A lot of American high school marching bands show up for the event, and they're mostly really good, for high school students trapped in polyester. Part of the fun (every minute, folks, EVERY MINUTE) is to try and guess what the hell tune they're playing. Sometimes it's obvious ("Louie, Louie"), sometimes it's more challenging, as you strain your "top of the pops" trivia skills to the limit. One in particular had me stumped. The tune was tantalizingly familiar - I could even hum along - but I couldn't for the life of me name what it was. My sister didn't know. My wife hadn't a clue. I was like, I KNOW THIS, but I couldn't identify it. Until suddenly, as the last rank of tubas was passing, I had it: Ozzy Osbourne, "Crazy Train".

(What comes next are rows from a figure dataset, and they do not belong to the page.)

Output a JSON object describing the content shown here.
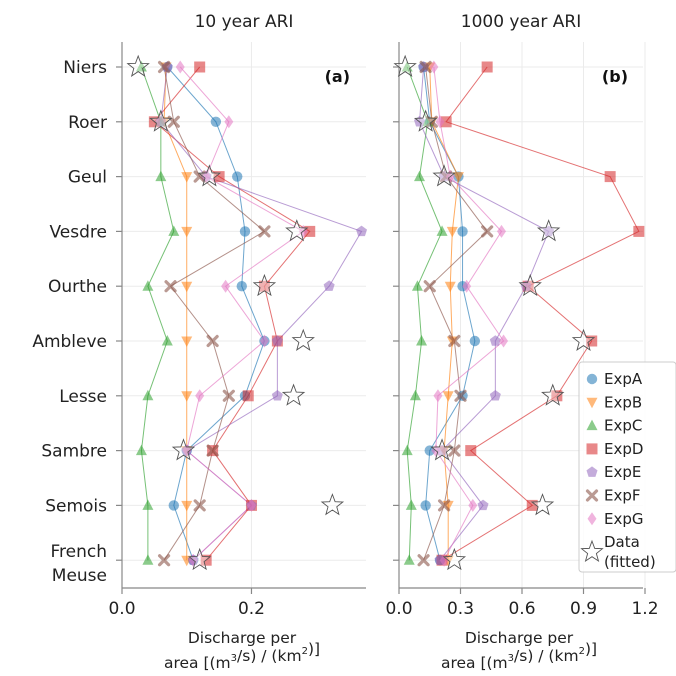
{
  "chart_data": {
    "type": "scatter",
    "categories": [
      "Niers",
      "Roer",
      "Geul",
      "Vesdre",
      "Ourthe",
      "Ambleve",
      "Lesse",
      "Sambre",
      "Semois",
      "French Meuse"
    ],
    "category_lines": [
      [
        "Niers"
      ],
      [
        "Roer"
      ],
      [
        "Geul"
      ],
      [
        "Vesdre"
      ],
      [
        "Ourthe"
      ],
      [
        "Ambleve"
      ],
      [
        "Lesse"
      ],
      [
        "Sambre"
      ],
      [
        "Semois"
      ],
      [
        "French",
        "Meuse"
      ]
    ],
    "xlabel": [
      "Discharge per",
      "area [(m",
      "3",
      "/s) / (km",
      "2",
      ")]"
    ],
    "legend": {
      "placement": "bottom-right"
    },
    "series_styles": [
      {
        "name": "ExpA",
        "color": "#1f77b4",
        "marker": "circle"
      },
      {
        "name": "ExpB",
        "color": "#ff7f0e",
        "marker": "triangle-down"
      },
      {
        "name": "ExpC",
        "color": "#2ca02c",
        "marker": "triangle-up"
      },
      {
        "name": "ExpD",
        "color": "#d62728",
        "marker": "square"
      },
      {
        "name": "ExpE",
        "color": "#9467bd",
        "marker": "pentagon"
      },
      {
        "name": "ExpF",
        "color": "#8c564b",
        "marker": "x"
      },
      {
        "name": "ExpG",
        "color": "#e377c2",
        "marker": "diamond"
      },
      {
        "name": "Data\n(fitted)",
        "color": "#888888",
        "marker": "star"
      }
    ],
    "panels": [
      {
        "title": "10 year ARI",
        "label": "(a)",
        "xlim": [
          0,
          0.38
        ],
        "xticks": [
          0.0,
          0.2
        ],
        "xtick_labels": [
          "0.0",
          "0.2"
        ],
        "series": [
          {
            "name": "ExpA",
            "values": [
              0.07,
              0.145,
              0.178,
              0.19,
              0.185,
              0.22,
              0.19,
              0.1,
              0.08,
              0.11
            ]
          },
          {
            "name": "ExpB",
            "values": [
              0.068,
              0.065,
              0.1,
              0.1,
              0.1,
              0.1,
              0.1,
              0.1,
              0.1,
              0.1
            ]
          },
          {
            "name": "ExpC",
            "values": [
              0.03,
              0.06,
              0.06,
              0.08,
              0.04,
              0.07,
              0.04,
              0.03,
              0.04,
              0.04
            ]
          },
          {
            "name": "ExpD",
            "values": [
              0.12,
              0.05,
              0.15,
              0.29,
              0.22,
              0.24,
              0.195,
              0.14,
              0.2,
              0.13
            ]
          },
          {
            "name": "ExpE",
            "values": [
              0.07,
              0.06,
              0.13,
              0.37,
              0.32,
              0.24,
              0.24,
              0.1,
              0.2,
              0.11
            ]
          },
          {
            "name": "ExpF",
            "values": [
              0.065,
              0.08,
              0.12,
              0.22,
              0.075,
              0.14,
              0.165,
              0.14,
              0.12,
              0.065
            ]
          },
          {
            "name": "ExpG",
            "values": [
              0.09,
              0.165,
              0.13,
              0.28,
              0.16,
              0.22,
              0.12,
              0.1,
              0.2,
              0.11
            ]
          },
          {
            "name": "Data\n(fitted)",
            "values": [
              0.025,
              0.06,
              0.135,
              0.27,
              0.22,
              0.28,
              0.265,
              0.095,
              0.325,
              0.12
            ]
          }
        ]
      },
      {
        "title": "1000 year ARI",
        "label": "(b)",
        "xlim": [
          0,
          1.2
        ],
        "xticks": [
          0.0,
          0.3,
          0.6,
          0.9,
          1.2
        ],
        "xtick_labels": [
          "0.0",
          "0.3",
          "0.6",
          "0.9",
          "1.2"
        ],
        "series": [
          {
            "name": "ExpA",
            "values": [
              0.12,
              0.15,
              0.29,
              0.31,
              0.31,
              0.37,
              0.31,
              0.15,
              0.13,
              0.2
            ]
          },
          {
            "name": "ExpB",
            "values": [
              0.15,
              0.16,
              0.29,
              0.26,
              0.25,
              0.26,
              0.24,
              0.22,
              0.24,
              0.24
            ]
          },
          {
            "name": "ExpC",
            "values": [
              0.04,
              0.14,
              0.1,
              0.21,
              0.09,
              0.11,
              0.08,
              0.04,
              0.06,
              0.05
            ]
          },
          {
            "name": "ExpD",
            "values": [
              0.43,
              0.23,
              1.03,
              1.17,
              0.63,
              0.94,
              0.77,
              0.35,
              0.65,
              0.21
            ]
          },
          {
            "name": "ExpE",
            "values": [
              0.12,
              0.1,
              0.22,
              0.73,
              0.62,
              0.47,
              0.47,
              0.21,
              0.41,
              0.2
            ]
          },
          {
            "name": "ExpF",
            "values": [
              0.13,
              0.16,
              0.23,
              0.43,
              0.15,
              0.27,
              0.3,
              0.27,
              0.22,
              0.12
            ]
          },
          {
            "name": "ExpG",
            "values": [
              0.17,
              0.2,
              0.25,
              0.5,
              0.33,
              0.51,
              0.19,
              0.18,
              0.36,
              0.22
            ]
          },
          {
            "name": "Data\n(fitted)",
            "values": [
              0.03,
              0.13,
              0.22,
              0.73,
              0.64,
              0.9,
              0.75,
              0.21,
              0.7,
              0.27
            ]
          }
        ]
      }
    ]
  }
}
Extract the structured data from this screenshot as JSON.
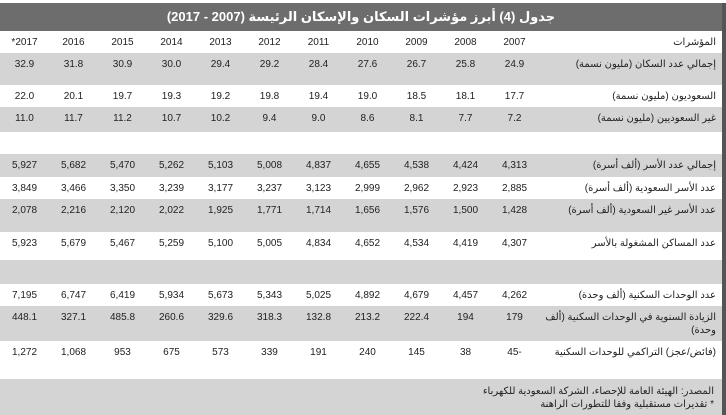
{
  "title": "جدول (4) أبرز مؤشرات السكان والإسكان الرئيسة (2007 - 2017)",
  "header": {
    "label": "المؤشرات",
    "years": [
      "2007",
      "2008",
      "2009",
      "2010",
      "2011",
      "2012",
      "2013",
      "2014",
      "2015",
      "2016",
      "2017*"
    ]
  },
  "rows": [
    {
      "label": "إجمالي عدد السكان (مليون نسمة)",
      "values": [
        "24.9",
        "25.8",
        "26.7",
        "27.6",
        "28.4",
        "29.2",
        "29.4",
        "30.0",
        "30.9",
        "31.8",
        "32.9"
      ]
    },
    {
      "label": "السعوديون (مليون نسمة)",
      "values": [
        "17.7",
        "18.1",
        "18.5",
        "19.0",
        "19.4",
        "19.8",
        "19.2",
        "19.3",
        "19.7",
        "20.1",
        "22.0"
      ]
    },
    {
      "label": "غير السعوديين (مليون نسمة)",
      "values": [
        "7.2",
        "7.7",
        "8.1",
        "8.6",
        "9.0",
        "9.4",
        "10.2",
        "10.7",
        "11.2",
        "11.7",
        "11.0"
      ]
    },
    {
      "label": "",
      "values": []
    },
    {
      "label": "إجمالي عدد الأسر (ألف أسرة)",
      "values": [
        "4,313",
        "4,424",
        "4,538",
        "4,655",
        "4,837",
        "5,008",
        "5,103",
        "5,262",
        "5,470",
        "5,682",
        "5,927"
      ]
    },
    {
      "label": "عدد الأسر السعودية (ألف أسرة)",
      "values": [
        "2,885",
        "2,923",
        "2,962",
        "2,999",
        "3,123",
        "3,237",
        "3,177",
        "3,239",
        "3,350",
        "3,466",
        "3,849"
      ]
    },
    {
      "label": "عدد الأسر غير السعودية (ألف أسرة)",
      "values": [
        "1,428",
        "1,500",
        "1,576",
        "1,656",
        "1,714",
        "1,771",
        "1,925",
        "2,022",
        "2,120",
        "2,216",
        "2,078"
      ]
    },
    {
      "label": "عدد المساكن المشغولة بالأسر",
      "values": [
        "4,307",
        "4,419",
        "4,534",
        "4,652",
        "4,834",
        "5,005",
        "5,100",
        "5,259",
        "5,467",
        "5,679",
        "5,923"
      ]
    },
    {
      "label": "",
      "values": []
    },
    {
      "label": "عدد الوحدات السكنية (ألف وحدة)",
      "values": [
        "4,262",
        "4,457",
        "4,679",
        "4,892",
        "5,025",
        "5,343",
        "5,673",
        "5,934",
        "6,419",
        "6,747",
        "7,195"
      ]
    },
    {
      "label": "الزيادة السنوية في الوحدات السكنية (ألف وحدة)",
      "values": [
        "179",
        "194",
        "222.4",
        "213.2",
        "132.8",
        "318.3",
        "329.6",
        "260.6",
        "485.8",
        "327.1",
        "448.1"
      ]
    },
    {
      "label": "(فائض/عجز) التراكمي للوحدات السكنية",
      "values": [
        "-45",
        "38",
        "145",
        "240",
        "191",
        "339",
        "573",
        "675",
        "953",
        "1,068",
        "1,272"
      ]
    }
  ],
  "footer": {
    "source": "المصدر: الهيئة العامة للإحصاء، الشركة السعودية للكهرباء",
    "note": "* تقديرات مستقبلية وفقا للتطورات الراهنة"
  }
}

Ozzy Osbourne? OZZY? OSBOURNE!? Now, I love Ozzy, but for me, that song is a symbol of my long-hair headbanging days. You know, rebellious youth and loud, possibly Satanic music. And here they are, these kids, turning my rebel anthem into an easy-listenin' family-parade-day brass-n'-woodwinds favourite. I hated every one of 'em. Then I remembered who was wearing the burgundy and gold, one-size-fits-none bibbers and jacket with matching spats for a two mile stretch on a public street in front of 90,000 spectators. And felt a lot better.